Friday, 18 March 2016

#2: Head of Selene's horse

Head of horse from chariot of Selene, Greek goddess of the moon

This week’s object is a marble horse’s head – one which did a Grexit over 200 years ago when Lord Elgin bought the Parthenon sculptures from the Ottoman Empire (which Greece was then part of), displayed them first at a makeshift gallery in Park Lane and then sold them to the British Museum in 1816. The long-standing debate about whether the sculptures should be returned to Greece reared its head again on Radio Four last month in a discussion stimulated by the publication of Keeping Their Marbles: How the Treasures of the Past Ended Up in Museums - And Why They Should Stay There by academic and cultural critic Tiffany Jenkins.

On the programme Jenkins argued that the status quo – half the remaining marbles in Athens, half in the British Museum – was ‘perfect’, since in the British Museum they are in the context of global, not national, culture and this helps us understand them in a way we would not anywhere else. This corresponds with the British Museum’s viewpoint.

Zimbabwean writer Tendai Huchu contended that museums could be ‘elaborate laundering houses’ for objects taken by colonisers, often in the name of an ideal of science given priority over the mindset of people who made and used the objects. Director of Birmingham Museums Trust Ellen McAdam brought the voice of practical experience, saying that repatriation of museum objects had to be decided on a case-by-case basis; that groups of people often wanted objects from their culture to stay in museums rather than be repatriated, and that the ‘monocultural museum’ was rather dull compared to the encyclopaedic one.

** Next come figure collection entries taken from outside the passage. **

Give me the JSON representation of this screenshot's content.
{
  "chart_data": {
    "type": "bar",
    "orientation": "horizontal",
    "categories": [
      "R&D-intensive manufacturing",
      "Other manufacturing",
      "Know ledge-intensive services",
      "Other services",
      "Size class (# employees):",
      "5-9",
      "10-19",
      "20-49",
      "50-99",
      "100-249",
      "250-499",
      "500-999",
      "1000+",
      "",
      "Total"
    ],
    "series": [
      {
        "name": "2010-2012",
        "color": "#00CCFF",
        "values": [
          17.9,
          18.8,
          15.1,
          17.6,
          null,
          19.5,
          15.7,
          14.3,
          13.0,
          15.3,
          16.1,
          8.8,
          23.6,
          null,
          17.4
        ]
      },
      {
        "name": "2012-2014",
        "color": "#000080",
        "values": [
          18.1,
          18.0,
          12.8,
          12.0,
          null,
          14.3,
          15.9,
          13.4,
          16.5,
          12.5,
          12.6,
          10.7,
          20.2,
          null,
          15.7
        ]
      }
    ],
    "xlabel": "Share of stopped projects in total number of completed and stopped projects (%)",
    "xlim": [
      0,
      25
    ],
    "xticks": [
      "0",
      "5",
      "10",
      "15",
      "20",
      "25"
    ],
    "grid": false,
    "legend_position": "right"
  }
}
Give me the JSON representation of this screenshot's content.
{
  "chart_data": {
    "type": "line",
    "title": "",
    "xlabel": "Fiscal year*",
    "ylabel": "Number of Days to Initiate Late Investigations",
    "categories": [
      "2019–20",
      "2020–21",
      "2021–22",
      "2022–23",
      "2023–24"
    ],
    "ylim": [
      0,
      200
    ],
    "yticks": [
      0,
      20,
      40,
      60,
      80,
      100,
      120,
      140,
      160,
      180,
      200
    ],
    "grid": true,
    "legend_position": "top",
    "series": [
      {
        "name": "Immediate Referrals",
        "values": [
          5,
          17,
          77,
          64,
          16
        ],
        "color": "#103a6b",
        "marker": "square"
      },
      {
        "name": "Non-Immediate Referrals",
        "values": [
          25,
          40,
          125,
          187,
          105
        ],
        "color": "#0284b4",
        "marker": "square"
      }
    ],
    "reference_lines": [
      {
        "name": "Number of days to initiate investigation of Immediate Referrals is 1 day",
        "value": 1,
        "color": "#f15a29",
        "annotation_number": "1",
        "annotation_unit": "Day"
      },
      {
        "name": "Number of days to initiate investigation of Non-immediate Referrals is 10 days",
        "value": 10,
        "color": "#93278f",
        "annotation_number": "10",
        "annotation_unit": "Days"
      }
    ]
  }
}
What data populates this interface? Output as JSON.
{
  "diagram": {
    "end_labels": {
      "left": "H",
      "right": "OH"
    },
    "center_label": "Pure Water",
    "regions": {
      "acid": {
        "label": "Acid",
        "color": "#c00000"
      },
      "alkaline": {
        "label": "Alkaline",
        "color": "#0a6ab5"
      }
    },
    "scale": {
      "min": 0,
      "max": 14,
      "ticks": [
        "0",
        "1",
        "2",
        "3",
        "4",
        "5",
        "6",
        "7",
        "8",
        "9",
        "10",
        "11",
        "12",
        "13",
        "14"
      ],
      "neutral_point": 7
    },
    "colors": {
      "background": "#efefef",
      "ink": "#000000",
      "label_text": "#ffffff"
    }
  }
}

Of course, the debate touches many wider issues such as the purposes of museums, the value of authenticity and how past injustices should be responded to. My own view is that the Elgin Marbles should stay in the British Museum. I agree that objects should not be in monocultural silos and that their expanded relevance in the museum compensates somewhat for their removal. I also feel that it is simplistic to expect present generations to make up for actions of past ones.

But in saying this I am influenced by knowing the marbles myself through repeated visits over the years to that strange long windowless room which turns the Parthenon space inside out by forming a square from parts of the original frieze but with the designs facing inwards, so that we look at the Lapiths and Centaurs face-to-face – and close up. This seems to me as fitting a place for them as the Acropolis Museum in Athens (no one thinks they should be reattached to the Parthenon building itself, now a ruin).

But isn’t something being forgotten here? The objects themselves, the excitement they caused and the revolution they provoked in the way people in the early 19th century thought about art, beauty and the built environment. This is explored surprisingly infrequently compared to the question of their repatriation.

So I will leave the last word to painter Benjamin Haydon who first saw the marbles in 1808 in a ‘critical agony of anxiety’ about his huge painting of heroic Roman soldier Dentatus. The marbles helped him understand how to paint bodies in motion. He wrote later in his autobiography that he ‘saw the muscle showing under one armpit in that instantaneous action of darting out, and left out in the other armpits because not wanted.’ He learnt that ‘the end of the toes are the parts that are press[ed] down, the other joints not, consequently the flesh must rise all up about the nail, and the top of the upper joint keep its form.’ ‘When I saw… the most heroic style of art combined with all the essential detail of actual life,’ he wrote, ‘the thing was done at once and for ever.’